Война миров
Шрифт:
Все или ничего.
Павлов не спеша спустился к нам. Держался он щеголевато, и новенькая форма – полковника службы специальной безопасности – была ему к лицу. Ну и пусть, что повседневная. В конце концов, не праздник какой, не парад. Интересно только: что сказал бы Алистер Торн? Павлов перешел в его ведомство, да еще и с повышением в звании.
Радха следила за ним исподлобья, и я видела, сколько в этом ее жесте нарочитости. У них была своя игра. Но эта игра не предполагала смерти кого-то из игроков. Просто так нужно было, чтобы Радха обижалась, а Павлов игнорировал ее обидки.
– Ну вот что, девушки, давайте без глупостей. Эту игру вы продули с сухим счетом. Оружие сюда. И если будете вести себя хорошо, то завтра к
– А если плохо? – уточнила Радха.
– Тогда закончатся раньше.
У Радхи неподдельно вытянулось лицо.

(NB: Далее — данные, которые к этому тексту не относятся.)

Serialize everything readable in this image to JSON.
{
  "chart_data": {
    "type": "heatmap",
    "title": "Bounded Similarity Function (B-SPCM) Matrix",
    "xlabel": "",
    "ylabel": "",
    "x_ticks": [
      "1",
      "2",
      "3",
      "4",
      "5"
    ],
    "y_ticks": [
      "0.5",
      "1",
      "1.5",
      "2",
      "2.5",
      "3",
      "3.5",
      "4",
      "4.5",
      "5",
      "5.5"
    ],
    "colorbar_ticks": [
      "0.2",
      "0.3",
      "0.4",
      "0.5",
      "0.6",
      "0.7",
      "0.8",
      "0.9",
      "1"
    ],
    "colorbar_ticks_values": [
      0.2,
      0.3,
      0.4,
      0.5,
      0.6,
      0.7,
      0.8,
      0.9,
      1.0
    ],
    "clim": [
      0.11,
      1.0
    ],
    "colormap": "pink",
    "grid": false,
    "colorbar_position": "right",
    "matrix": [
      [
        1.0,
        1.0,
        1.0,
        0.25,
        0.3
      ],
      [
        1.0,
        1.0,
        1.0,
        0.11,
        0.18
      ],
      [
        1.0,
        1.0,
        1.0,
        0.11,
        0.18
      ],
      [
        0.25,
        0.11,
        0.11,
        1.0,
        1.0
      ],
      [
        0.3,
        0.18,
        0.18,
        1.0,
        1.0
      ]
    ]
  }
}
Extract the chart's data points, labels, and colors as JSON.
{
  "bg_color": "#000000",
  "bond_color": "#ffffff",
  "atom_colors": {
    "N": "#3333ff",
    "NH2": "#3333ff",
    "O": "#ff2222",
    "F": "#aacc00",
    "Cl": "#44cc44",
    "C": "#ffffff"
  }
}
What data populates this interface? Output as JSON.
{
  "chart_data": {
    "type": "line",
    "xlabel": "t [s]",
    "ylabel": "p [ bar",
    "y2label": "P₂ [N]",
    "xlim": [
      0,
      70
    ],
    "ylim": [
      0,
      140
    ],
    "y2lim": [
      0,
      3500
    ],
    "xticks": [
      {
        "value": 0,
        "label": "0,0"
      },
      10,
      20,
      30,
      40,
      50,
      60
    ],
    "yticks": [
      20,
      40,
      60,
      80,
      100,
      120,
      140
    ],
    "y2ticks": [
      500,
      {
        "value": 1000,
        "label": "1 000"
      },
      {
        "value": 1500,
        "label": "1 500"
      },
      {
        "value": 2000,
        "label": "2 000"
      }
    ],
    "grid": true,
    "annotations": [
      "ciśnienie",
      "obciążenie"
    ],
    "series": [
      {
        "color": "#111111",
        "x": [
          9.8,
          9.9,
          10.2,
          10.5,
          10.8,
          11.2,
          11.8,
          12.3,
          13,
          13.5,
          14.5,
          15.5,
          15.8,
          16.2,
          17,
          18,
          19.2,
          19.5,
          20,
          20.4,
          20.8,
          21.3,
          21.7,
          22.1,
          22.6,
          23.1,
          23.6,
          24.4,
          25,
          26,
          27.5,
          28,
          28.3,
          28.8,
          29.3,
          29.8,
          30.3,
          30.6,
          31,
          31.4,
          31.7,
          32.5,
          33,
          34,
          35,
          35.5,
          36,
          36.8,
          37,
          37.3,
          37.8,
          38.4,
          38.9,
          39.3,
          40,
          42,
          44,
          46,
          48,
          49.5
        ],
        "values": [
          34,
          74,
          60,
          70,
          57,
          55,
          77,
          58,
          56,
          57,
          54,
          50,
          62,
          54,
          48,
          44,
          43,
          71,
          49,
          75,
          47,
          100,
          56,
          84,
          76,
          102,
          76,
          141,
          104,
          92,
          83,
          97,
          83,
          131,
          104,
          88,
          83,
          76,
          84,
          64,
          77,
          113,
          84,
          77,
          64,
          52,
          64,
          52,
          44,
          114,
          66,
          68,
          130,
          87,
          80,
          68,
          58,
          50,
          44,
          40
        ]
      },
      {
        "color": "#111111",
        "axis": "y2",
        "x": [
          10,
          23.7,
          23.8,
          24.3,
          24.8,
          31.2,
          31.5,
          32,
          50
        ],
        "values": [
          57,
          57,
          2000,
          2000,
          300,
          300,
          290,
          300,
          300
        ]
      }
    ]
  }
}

Вытянулось и окостенело. Плохо ж ты знаешь своего учителя, подумала я. А я, например, чего-то подобного и ожидала. Хотя и не одобряла. На мой взгляд, Павлов староват для подобных эскапад.
Тем не менее я бросила пистолет к его ногам. И нож тоже. Павлов подобрал. Очень внимательно оглядел меня, потом Радху. Кивнул на машину:
– Радха, за штурвал. А мы с Деллой поедем сзади.
Она подчинилась, но с заминкой. Я понимала, в чем дело: ее слух. Она превосходно читала по губам, но как она поймет, о чем мы говорим, если будет сидеть к нам спиной? Она даже не услышит, если Павлов прирежет меня и решит придушить ее.
Кажется, Радха хотела удрать. Наверное, от отчаяния, потому что, на мой взгляд, побег сейчас был бы дуростью. Павлов откомментировал ее действия несколькими короткими и хлесткими фразами на немецком; я немецкого не знала, поэтому не поняла. Радха сдулась. То есть она еще хорохорилась, она всей позой показывала, что дорого продаст свою жизнь, а Павлов только усмехнулся. Очень жестоко усмехнулся.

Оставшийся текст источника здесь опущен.